Tuesday, May 12, 2009

When it Rains...

My mother likes to say "when it rains, it pours" in the context of bad things happening. It does seem like that sometimes, that bad things happen in waves or are brought in with the tide. I think bad things happen all the time just like good things, but you don't always know the people they're happening to. And when you do know them, you feel like you should do something to help.

Daughter No. 1 and Husband were in California over the weekend scoping out apartments for when No. 1 goes to Berkeley for grad school. No. 1 called to wish me a happy mother's day, and before we hung up the phone, I had blabbed such a litany of bad news, I felt like those old people who, when you say hello, start naming all of their ailments or telling you how many of their friends died just last week. And all you can do is respectfully listen and think about what pleasant thing you'll do next as an antidote to their monologue.

Well, I couldn't help it. It's been raining bad news these days.

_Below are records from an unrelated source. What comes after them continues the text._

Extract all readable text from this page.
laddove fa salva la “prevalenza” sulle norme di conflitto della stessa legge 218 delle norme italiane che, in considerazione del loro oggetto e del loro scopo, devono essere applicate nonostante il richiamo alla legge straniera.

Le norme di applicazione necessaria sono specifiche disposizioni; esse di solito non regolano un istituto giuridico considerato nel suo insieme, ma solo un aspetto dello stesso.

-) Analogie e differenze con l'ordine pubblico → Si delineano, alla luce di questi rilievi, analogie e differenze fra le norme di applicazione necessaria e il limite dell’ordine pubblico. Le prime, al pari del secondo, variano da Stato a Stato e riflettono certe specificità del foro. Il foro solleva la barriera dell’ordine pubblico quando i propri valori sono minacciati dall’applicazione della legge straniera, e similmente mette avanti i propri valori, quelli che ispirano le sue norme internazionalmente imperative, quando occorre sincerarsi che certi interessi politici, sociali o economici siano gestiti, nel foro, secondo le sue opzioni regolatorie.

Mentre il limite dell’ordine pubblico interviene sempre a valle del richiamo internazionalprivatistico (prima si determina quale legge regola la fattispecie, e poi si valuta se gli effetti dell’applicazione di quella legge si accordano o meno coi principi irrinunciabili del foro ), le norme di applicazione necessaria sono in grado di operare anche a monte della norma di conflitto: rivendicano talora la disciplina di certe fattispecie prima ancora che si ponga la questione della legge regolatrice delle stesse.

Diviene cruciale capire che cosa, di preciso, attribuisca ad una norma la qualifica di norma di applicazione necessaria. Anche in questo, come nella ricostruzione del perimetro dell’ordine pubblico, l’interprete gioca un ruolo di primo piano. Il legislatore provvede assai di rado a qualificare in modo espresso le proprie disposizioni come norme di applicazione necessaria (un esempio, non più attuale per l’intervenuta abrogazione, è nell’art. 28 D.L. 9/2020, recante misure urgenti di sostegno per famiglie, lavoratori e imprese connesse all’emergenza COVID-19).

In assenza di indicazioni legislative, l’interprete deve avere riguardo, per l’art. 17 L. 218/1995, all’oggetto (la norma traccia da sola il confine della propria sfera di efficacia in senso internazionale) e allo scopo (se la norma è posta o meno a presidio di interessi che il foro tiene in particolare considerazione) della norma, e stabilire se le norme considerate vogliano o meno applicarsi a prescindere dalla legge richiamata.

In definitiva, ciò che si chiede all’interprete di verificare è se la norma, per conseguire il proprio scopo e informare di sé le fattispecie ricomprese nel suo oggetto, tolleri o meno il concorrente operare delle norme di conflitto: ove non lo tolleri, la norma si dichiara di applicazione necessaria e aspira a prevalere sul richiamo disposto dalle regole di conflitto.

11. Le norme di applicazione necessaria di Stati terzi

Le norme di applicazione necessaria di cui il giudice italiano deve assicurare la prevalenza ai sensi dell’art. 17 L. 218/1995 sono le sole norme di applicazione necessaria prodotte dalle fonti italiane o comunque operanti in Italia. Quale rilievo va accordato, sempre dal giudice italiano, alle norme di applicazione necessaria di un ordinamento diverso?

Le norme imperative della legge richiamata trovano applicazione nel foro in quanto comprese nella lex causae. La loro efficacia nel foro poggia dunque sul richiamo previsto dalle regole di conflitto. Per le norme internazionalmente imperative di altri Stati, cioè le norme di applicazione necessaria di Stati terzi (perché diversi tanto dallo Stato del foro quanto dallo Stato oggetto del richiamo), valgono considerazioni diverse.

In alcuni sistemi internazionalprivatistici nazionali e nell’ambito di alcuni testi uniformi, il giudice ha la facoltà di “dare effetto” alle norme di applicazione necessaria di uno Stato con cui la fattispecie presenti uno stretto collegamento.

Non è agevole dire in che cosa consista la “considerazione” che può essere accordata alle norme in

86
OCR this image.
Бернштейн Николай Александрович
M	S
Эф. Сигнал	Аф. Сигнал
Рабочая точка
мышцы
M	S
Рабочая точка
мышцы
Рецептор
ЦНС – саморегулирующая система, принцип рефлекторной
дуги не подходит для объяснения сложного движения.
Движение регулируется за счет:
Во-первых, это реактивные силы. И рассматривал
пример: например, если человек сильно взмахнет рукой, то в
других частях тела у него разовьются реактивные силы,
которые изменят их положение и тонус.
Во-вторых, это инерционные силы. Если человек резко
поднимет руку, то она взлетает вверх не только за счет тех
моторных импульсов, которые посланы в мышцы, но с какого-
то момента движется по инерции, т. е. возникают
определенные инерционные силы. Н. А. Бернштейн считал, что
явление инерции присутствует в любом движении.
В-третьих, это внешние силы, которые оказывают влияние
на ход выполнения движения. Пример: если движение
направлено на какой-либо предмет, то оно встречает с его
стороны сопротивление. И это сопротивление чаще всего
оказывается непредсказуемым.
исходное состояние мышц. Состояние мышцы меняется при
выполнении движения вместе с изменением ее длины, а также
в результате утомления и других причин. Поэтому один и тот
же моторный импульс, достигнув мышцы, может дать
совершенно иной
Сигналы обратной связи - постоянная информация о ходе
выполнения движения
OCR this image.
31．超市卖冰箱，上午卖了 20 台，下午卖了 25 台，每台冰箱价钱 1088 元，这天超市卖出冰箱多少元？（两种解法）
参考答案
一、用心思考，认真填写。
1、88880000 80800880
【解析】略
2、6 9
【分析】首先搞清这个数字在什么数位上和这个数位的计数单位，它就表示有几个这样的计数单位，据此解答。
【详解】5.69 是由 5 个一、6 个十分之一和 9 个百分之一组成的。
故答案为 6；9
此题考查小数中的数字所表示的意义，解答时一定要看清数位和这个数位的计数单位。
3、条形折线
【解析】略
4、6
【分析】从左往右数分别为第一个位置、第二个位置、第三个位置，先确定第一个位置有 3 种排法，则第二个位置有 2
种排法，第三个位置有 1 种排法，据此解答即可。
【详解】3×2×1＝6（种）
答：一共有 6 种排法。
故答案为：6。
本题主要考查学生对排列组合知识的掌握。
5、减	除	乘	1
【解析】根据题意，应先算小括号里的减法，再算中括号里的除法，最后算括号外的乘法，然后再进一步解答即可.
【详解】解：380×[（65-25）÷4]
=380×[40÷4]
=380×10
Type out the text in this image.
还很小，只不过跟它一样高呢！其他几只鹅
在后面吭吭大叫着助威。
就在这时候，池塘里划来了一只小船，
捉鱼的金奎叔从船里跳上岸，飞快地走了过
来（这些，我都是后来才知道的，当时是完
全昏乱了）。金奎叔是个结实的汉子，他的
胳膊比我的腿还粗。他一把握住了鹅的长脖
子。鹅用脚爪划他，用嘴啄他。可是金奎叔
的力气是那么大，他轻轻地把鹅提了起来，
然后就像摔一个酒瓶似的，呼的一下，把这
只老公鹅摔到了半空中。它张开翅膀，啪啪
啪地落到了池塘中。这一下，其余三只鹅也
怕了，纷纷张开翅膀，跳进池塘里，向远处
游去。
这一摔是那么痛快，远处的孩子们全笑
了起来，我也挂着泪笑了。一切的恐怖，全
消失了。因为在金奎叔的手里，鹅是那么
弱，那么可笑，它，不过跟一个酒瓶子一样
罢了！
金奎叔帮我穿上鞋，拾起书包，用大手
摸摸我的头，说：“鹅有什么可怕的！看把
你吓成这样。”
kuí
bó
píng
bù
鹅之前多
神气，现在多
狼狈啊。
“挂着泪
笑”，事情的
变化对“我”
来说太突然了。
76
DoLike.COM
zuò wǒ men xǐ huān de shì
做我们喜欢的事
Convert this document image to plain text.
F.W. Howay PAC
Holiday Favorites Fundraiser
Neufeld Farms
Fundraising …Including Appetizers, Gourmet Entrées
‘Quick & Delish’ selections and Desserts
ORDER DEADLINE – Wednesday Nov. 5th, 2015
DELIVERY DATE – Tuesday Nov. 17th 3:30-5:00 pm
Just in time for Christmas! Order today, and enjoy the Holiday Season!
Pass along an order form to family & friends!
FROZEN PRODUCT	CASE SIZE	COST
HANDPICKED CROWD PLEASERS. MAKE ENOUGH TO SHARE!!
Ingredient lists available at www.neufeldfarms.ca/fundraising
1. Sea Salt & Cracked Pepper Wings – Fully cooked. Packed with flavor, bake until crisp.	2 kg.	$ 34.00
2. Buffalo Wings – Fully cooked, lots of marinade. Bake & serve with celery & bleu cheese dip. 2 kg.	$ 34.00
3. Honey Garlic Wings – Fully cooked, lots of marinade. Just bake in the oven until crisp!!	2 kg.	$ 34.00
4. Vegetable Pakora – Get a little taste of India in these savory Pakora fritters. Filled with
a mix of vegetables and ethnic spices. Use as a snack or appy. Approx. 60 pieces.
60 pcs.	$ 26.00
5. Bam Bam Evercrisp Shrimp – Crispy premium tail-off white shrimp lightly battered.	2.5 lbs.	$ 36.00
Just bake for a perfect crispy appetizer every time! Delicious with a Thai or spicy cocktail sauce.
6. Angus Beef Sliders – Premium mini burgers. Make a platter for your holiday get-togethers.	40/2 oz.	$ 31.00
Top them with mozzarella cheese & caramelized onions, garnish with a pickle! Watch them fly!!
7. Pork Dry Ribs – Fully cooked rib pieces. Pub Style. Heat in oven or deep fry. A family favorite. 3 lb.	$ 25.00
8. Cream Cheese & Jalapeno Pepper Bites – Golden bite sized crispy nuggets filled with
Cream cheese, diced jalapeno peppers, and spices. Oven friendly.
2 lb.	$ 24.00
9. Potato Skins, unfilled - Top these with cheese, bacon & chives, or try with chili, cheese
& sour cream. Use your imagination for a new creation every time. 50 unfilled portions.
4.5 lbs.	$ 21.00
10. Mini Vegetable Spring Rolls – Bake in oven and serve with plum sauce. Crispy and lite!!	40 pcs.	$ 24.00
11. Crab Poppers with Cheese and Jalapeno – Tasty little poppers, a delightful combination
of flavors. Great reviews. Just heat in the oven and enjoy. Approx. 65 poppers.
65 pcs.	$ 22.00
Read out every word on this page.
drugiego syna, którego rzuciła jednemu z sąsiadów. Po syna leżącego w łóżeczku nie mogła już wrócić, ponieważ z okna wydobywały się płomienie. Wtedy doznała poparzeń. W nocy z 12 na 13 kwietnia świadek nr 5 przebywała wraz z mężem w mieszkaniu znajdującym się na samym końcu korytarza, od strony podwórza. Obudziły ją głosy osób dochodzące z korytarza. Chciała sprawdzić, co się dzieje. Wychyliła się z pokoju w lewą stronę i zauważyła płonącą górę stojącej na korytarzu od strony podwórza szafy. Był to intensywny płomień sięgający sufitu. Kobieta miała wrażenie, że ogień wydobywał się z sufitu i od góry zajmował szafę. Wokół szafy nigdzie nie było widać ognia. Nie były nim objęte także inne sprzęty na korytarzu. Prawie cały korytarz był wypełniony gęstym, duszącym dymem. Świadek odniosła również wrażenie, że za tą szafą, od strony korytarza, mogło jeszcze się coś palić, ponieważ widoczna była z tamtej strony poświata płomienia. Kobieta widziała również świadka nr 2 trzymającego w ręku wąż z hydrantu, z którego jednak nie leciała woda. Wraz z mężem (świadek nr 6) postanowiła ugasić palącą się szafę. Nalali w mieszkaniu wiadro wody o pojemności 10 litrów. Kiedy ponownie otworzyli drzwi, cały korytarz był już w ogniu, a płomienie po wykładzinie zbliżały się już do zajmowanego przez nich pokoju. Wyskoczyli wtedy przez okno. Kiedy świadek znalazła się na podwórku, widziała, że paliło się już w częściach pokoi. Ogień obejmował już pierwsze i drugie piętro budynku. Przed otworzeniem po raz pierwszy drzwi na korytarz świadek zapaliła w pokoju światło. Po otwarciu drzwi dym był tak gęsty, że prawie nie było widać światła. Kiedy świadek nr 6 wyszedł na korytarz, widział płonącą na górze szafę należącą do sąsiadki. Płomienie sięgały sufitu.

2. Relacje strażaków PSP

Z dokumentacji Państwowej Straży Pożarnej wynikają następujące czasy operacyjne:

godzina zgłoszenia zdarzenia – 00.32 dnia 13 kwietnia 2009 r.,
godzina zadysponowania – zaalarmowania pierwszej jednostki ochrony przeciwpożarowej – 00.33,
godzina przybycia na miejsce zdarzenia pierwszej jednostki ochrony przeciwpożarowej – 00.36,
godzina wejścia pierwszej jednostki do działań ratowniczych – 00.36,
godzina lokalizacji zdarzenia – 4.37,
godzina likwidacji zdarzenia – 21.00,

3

I had just gotten off the phone with my own mother, and she told me about my elderly uncle Clifton who is in the hospital and not doing well at all. And my aunt Francis is not expected to live much longer, and uncle Travis is so "feeble" he can't be left alone for long in case he falls down and can't get himself back up again, and my brother-in-law has pneumonia...and... And I spoke to my sister who is recovering from surgery and is haunted by the possibility of cancer in some vague and undisclosed location or time.

Add to that a fifty-something couple in Small Town with cancer. The husband was diagnosed with lung cancer recently, and his wife came down with breast cancer 10 days later. I met them just yesterday when I was asked by my church to deliver dinner to their house. I gave them chicken salad in a peanut sauce and some cookies, and the wife hugged me.

Add to that my mother-in-law who has been like a mother to me since I first got to know her over 25 years ago. She was diagnosed with Alzheimer's last week, and because she is in the earlier stages, she knows what's going on—acutely. Her husband died from the same thing just a few years ago, so she knows the potential for ugliness here.

I remember when my father was in the later stages of the godawful disease, and he had created a world surrounded by his favorite things, and he seemed so happy. He imagined eating corn on the cob a lot, and he imagined building things with tools, and he tapped out silent tunes on the arm of his chair. For a man who loved food and carpentry and music, that nonexistent world was a delight.

But Alzheimer's disease isn't like that in the early stages, and it's never a delight for the people who watch you go through it. There are no bright spots in this disease, and there are no lessons to be learned from it. You don't build character by going through it, and you won't come out stronger for it on the other side.

It's likely this couple with cancer will survive and be well again, and cooking a meal for them is the least I can do. It's a small antidote to their bad news. My aunts and uncles live hundreds of miles away and probably barely remember me, so the only thing I can do for them is console my mother when they're gone. But I don't know what sort of antidote I can give to my mother-in-law. A meal won't fix anything, and a listening ear or a pat on the shoulder hardly seem to match the gravity of the circumstances. They seem more like a pool floaty in the midst of a monsoon.

Fortunately, one of her sons will be moving in with her. He won't have a cure in his luggage, but I believe he'll offer reprieves, at least small ones that he can dole out as they are needed. He'll make her laugh, maybe do a magic trick or two like he used to, and most importantly he'll be present. And he'll do this all on behalf of everyone else who is far away and feeling useless.

Wow, what a post full of sludge, huh? Do you feel like you've just run into the crusty old guy at the drug store who just told you about his foot fungus and how his neighbor has the shingles and he thinks he's got something wrong with his spleen? Give that poor guy an antidote to his woes that seem to rain down in buckets sometimes. Take him out for a some ice cream or make a few colorful scarves appear out of no where if you can, and maybe you'll both feel better.

2 comments:

lynn said...

Oh Robyn I'm sorry you're having so much bad news and my best wishes go out to all the people mentioned here. What a marvellous piece of writing nonetheless. I was really moved.

You're right about the no cure in the luggage, but presence is great. When I recently went to stay with my mother, I saw each day her improvement just by us being together, laughing, doing things like knitting together, reading together and watching silly girl-type films. It has a huge value, just to have someone close when you're unwell.

So glad you took the meal to those people. How kind. I bet she hugged you yes!

Lovely post Robyn.

PF said...

Ditto what Lynn said, Robyn. Really a beautiful post, despite the "sludge". And it's true...some days we just can't help but dwell on the yucky news that comes our way. Our neighbor (and Small Town's track coach) was just diagnosed with cancer 7 weeks ago, and he is in the hospital dying right now...it's just, as they say, "a matter of time".